O Lord, I don’t need a newsflash to realize I’m past the green-leaf season of my life. I blossom only in ways and places I don’t want to. But thank You that our autumn years do not have to be blah. OMG,really? These can hold the richest colors of our lives?
O Lord, You and I recall that announcers used to caution viewers, “Don’t touch that dial!” Now, we’re told, don’t use the wrong remote, hit that delete button or swipe that screen. Keep your voice down, or you’ll confuse Alexa or Siri or Roomba. OMG, it’s bad enough that technology confuses me. I’m supposed to worry about confusing technology?
O Lord, I am late in observing National Sons Day — no surprise to You or anyone else who has received my card two weeks after the fact. Still, You know how I love and celebrate my baby boy, though, OMG, he’s 6’5” now, with little boys of his own.
O Lord, it’s that time of year in Indiana when summer and Indian summer engage in a polite tug of war. Windows open or shut? Air conditioning or heat? Ceiling fan or extra blankets? Though when it comes to falling temperatures, OMG, the seasons might prove more polite than we are.

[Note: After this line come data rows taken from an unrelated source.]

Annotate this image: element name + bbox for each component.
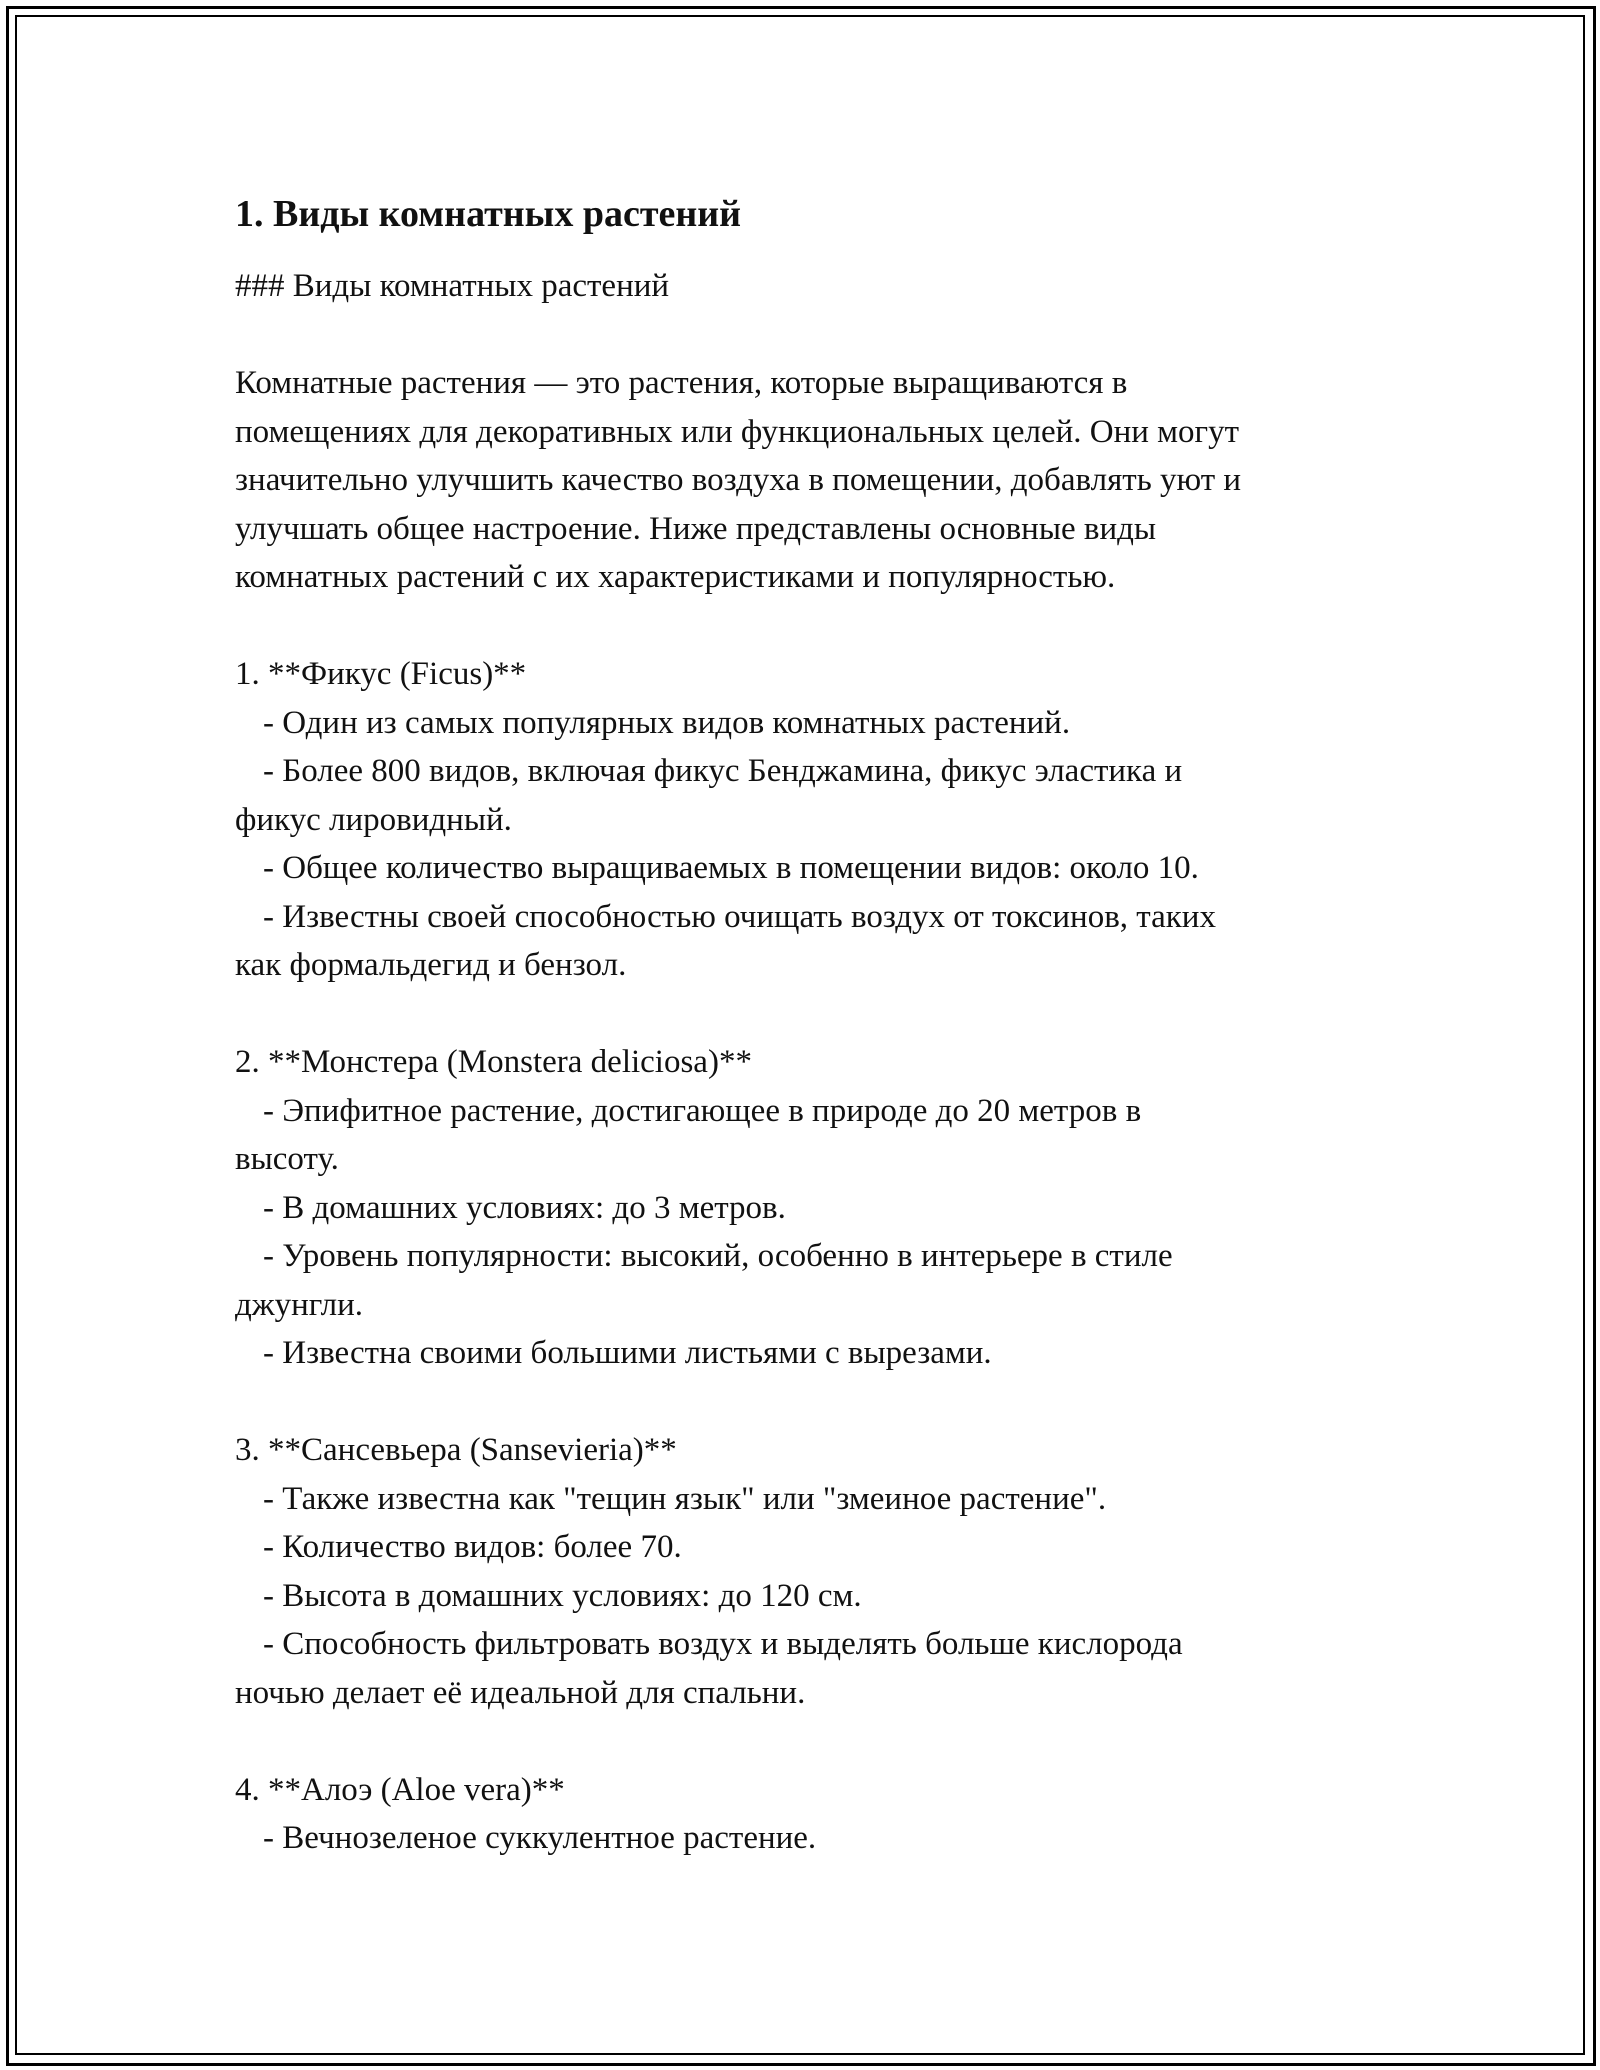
bullet-item: - В домашних условиях: до 3 метров. [263, 1189, 786, 1226]
bullet-item: - Способность фильтровать воздух и выделять больше кислорода [263, 1626, 1183, 1662]
bullet-item: - Эпифитное растение, достигающее в природе до 20 метров в [263, 1092, 1142, 1129]
section-heading: 1. **Фикус (Ficus)** [235, 656, 527, 692]
section-heading: 2. **Монстера (Monstera deliciosa)** [235, 1044, 752, 1080]
bullet-continuation: ночью делает её идеальной для спальни. [235, 1674, 806, 1711]
plant-section [235, 1766, 1395, 1863]
bullet-item: - Высота в домашних условиях: до 120 см. [263, 1577, 862, 1614]
subheading: ### Виды комнатных растений [235, 268, 670, 304]
bullet-continuation: высоту. [235, 1141, 339, 1177]
intro-line: улучшать общее настроение. Ниже представлены основные виды [235, 510, 1157, 547]
bullet-item: - Известна своими большими листьями с вырезами. [263, 1335, 992, 1371]
bullet-item: - Более 800 видов, включая фикус Бенджамина, фикус эластика и [263, 753, 1183, 789]
plant-section [235, 650, 1395, 990]
plant-sections [235, 602, 1395, 1863]
bullet-continuation: фикус лировидный. [235, 801, 512, 838]
bullet-item: - Вечнозеленое суккулентное растение. [263, 1820, 817, 1856]
bullet-continuation: джунгли. [235, 1286, 363, 1323]
bullet-item: - Количество видов: более 70. [263, 1529, 682, 1565]
bullet-item: - Также известна как "тещин язык" или "змеиное растение". [263, 1480, 1107, 1517]
document-body [235, 186, 1395, 1863]
bullet-item: - Общее количество выращиваемых в помещении видов: около 10. [263, 850, 1199, 886]
bullet-continuation: как формальдегид и бензол. [235, 947, 627, 983]
plant-section [235, 1426, 1395, 1717]
blank-line [235, 602, 1395, 651]
blank-line [235, 1378, 1395, 1427]
section-heading: 3. **Сансевьера (Sansevieria)** [235, 1432, 677, 1468]
intro-line: Комнатные растения — это растения, которые выращиваются в [235, 365, 1128, 401]
blank-line [235, 990, 1395, 1039]
section-heading: 4. **Алоэ (Aloe vera)** [235, 1771, 565, 1808]
blank-line [235, 1717, 1395, 1766]
blank-line [235, 311, 1395, 360]
bullet-item: - Один из самых популярных видов комнатных растений. [263, 704, 1071, 741]
intro-line: комнатных растений с их характеристиками и популярностью. [235, 559, 1116, 595]
document-title: 1. Виды комнатных растений [235, 193, 742, 235]
intro-line: помещениях для декоративных или функциональных целей. Они могут [235, 413, 1240, 450]
plant-section [235, 1038, 1395, 1378]
bullet-item: - Известны своей способностью очищать воздух от токсинов, таких [263, 898, 1216, 935]
intro-paragraph [235, 359, 1395, 602]
bullet-item: - Уровень популярности: высокий, особенно в интерьере в стиле [263, 1238, 1173, 1274]
intro-line: значительно улучшить качество воздуха в помещении, добавлять уют и [235, 462, 1242, 498]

O Lord, You know my husband does a great job with the laundry. Recently, though, the cranberry-colored place mats he washed dyed our towels pink. Very pink. But, OMG, it was easy to forgive him. You recall that as a new wife, I accidentally turned all his underwear lavender. Very lavender…

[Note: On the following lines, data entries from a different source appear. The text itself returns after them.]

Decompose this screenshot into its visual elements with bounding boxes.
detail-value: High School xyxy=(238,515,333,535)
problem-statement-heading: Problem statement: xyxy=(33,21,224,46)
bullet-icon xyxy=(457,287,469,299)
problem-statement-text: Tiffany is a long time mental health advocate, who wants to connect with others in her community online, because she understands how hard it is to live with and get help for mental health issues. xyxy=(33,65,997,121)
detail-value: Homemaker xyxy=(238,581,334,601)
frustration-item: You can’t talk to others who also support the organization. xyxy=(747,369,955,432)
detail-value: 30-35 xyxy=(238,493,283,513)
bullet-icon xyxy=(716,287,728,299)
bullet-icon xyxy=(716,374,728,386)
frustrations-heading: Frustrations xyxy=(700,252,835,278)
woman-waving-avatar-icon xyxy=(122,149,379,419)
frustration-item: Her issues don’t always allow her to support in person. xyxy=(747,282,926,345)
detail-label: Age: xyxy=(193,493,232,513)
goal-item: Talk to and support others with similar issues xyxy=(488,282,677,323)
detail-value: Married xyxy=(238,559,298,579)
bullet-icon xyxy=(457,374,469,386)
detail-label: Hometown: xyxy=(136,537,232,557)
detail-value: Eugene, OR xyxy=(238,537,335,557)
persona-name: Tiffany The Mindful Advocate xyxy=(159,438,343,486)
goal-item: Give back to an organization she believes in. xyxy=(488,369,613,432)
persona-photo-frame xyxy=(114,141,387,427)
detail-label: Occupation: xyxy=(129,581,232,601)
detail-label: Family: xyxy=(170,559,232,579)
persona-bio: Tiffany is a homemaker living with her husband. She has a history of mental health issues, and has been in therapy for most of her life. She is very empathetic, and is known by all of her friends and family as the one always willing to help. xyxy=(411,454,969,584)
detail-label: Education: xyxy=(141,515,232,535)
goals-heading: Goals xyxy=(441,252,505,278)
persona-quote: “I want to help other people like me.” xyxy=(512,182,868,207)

O Lord, You know I fed, watered, and pampered these plants. I talked to them, even read my books to them, yet the ingrates refused to thrive. So, I dumped these rejects where no one can see. I hope the frost gets them first!
What’s that, Lord? OMG, you love rejects? And You can recreate them … like this?

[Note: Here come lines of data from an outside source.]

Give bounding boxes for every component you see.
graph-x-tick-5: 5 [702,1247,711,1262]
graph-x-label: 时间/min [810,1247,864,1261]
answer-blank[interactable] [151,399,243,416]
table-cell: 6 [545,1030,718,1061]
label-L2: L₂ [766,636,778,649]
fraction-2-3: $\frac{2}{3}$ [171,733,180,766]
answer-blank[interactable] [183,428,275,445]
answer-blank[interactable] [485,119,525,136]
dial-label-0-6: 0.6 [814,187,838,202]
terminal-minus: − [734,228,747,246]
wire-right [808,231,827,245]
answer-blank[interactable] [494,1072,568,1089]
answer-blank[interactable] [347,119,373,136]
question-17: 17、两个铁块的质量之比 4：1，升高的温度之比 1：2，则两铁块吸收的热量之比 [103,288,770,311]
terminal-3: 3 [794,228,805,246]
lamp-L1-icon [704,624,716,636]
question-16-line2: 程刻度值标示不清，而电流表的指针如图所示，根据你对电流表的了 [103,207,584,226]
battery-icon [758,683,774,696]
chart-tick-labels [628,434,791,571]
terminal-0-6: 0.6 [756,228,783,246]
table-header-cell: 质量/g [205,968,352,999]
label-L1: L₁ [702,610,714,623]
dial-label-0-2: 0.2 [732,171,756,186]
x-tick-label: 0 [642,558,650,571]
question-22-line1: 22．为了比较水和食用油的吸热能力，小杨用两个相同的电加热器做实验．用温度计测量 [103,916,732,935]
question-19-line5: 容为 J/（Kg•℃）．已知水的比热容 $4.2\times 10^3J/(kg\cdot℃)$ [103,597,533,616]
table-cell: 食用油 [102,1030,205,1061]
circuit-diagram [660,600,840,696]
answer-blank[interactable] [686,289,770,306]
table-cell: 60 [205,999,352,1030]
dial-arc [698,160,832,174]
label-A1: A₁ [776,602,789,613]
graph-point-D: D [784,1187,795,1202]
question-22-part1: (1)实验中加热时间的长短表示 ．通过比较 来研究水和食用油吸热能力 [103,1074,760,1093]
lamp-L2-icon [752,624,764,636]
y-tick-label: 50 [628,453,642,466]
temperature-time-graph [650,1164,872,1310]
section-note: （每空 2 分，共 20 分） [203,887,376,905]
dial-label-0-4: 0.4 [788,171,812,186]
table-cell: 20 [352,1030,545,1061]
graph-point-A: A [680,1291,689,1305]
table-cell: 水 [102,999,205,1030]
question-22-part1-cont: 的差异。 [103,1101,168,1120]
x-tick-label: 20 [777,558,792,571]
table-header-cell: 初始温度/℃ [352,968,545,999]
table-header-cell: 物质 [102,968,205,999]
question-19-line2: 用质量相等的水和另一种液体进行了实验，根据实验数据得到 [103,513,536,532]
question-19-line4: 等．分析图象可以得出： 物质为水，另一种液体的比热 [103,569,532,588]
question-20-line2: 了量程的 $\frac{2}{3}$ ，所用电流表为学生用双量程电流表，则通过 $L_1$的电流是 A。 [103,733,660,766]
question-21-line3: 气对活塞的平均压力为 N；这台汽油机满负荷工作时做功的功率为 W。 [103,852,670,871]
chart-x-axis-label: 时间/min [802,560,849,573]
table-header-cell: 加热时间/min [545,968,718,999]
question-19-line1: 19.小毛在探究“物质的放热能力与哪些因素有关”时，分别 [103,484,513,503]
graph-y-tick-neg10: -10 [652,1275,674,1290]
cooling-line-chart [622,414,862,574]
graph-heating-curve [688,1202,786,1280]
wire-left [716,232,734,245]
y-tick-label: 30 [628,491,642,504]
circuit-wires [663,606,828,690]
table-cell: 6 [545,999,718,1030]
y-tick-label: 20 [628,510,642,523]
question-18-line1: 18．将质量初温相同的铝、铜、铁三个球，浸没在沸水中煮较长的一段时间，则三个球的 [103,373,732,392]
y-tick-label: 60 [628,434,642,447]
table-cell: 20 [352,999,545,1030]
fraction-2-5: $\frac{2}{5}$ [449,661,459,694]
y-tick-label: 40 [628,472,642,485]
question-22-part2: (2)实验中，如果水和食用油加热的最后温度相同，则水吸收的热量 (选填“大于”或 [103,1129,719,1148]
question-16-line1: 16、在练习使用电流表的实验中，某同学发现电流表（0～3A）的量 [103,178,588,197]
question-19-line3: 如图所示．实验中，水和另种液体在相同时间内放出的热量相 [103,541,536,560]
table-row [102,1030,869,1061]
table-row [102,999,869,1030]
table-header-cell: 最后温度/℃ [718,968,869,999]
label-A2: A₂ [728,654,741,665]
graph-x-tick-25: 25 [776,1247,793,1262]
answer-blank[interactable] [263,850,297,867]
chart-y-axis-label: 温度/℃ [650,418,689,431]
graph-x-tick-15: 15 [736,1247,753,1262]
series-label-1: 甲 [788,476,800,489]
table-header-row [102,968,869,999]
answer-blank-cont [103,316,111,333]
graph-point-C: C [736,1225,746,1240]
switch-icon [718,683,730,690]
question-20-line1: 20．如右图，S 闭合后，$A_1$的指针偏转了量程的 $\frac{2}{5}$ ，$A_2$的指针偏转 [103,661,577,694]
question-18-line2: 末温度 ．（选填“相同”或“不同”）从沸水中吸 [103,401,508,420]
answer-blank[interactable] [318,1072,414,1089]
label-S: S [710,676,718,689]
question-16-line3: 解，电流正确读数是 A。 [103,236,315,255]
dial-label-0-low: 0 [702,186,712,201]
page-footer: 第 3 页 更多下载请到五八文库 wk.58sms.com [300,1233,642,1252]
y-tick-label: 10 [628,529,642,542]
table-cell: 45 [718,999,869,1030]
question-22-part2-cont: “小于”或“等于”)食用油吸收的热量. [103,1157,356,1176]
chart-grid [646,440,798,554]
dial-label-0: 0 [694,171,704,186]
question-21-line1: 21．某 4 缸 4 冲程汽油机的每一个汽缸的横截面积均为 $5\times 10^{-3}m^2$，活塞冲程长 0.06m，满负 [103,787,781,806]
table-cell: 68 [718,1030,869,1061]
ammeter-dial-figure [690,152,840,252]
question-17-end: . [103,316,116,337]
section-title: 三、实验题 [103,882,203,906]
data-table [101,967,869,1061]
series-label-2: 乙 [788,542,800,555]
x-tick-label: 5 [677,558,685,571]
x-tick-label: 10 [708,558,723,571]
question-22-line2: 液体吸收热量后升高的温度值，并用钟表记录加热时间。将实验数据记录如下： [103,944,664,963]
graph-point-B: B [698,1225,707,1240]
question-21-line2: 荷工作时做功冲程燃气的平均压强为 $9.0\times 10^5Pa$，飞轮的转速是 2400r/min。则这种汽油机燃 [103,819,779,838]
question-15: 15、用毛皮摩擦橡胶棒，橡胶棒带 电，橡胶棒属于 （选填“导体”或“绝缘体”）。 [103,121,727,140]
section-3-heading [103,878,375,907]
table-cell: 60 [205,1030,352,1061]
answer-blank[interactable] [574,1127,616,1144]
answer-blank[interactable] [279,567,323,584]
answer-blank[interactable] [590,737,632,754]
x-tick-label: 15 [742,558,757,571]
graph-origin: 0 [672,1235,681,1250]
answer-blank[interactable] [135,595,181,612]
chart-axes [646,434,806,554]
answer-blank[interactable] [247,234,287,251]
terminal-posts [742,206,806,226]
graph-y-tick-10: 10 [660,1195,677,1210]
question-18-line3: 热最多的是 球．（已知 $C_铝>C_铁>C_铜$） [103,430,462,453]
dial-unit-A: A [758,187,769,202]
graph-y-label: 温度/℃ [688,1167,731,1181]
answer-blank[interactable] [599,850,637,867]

O Lord, You know our annual all-town garage sale is on. You also know our house is already stuffed to the rafters with too much stuff. OMG, please help me stay away from those sales! If I bring home new finds, I may find myself in the driveway with a “Free!” sign around my neck.
O Lord, You know I’m gathering evidence that I exist. The federal government has declared that unless I produce it, I won’t have a real ID. OMG, does that mean my current driver’s license is imaginary? If so, that cloud has a silver lining. The scary-looking woman on it isn’t real.
O Lord, You know we love camping in Your wild, beautiful world. But this year, a gnat plague of biblical (Exodus 8:16-19) proportions swarmed us the entire trip. After we returned home, Hubby even sorted piles of dirty laundry in his truck’s bed, rather than let the pests infest our house. OMG, Pharaoh wouldn’t listen to You, but we want to know: was it something we said?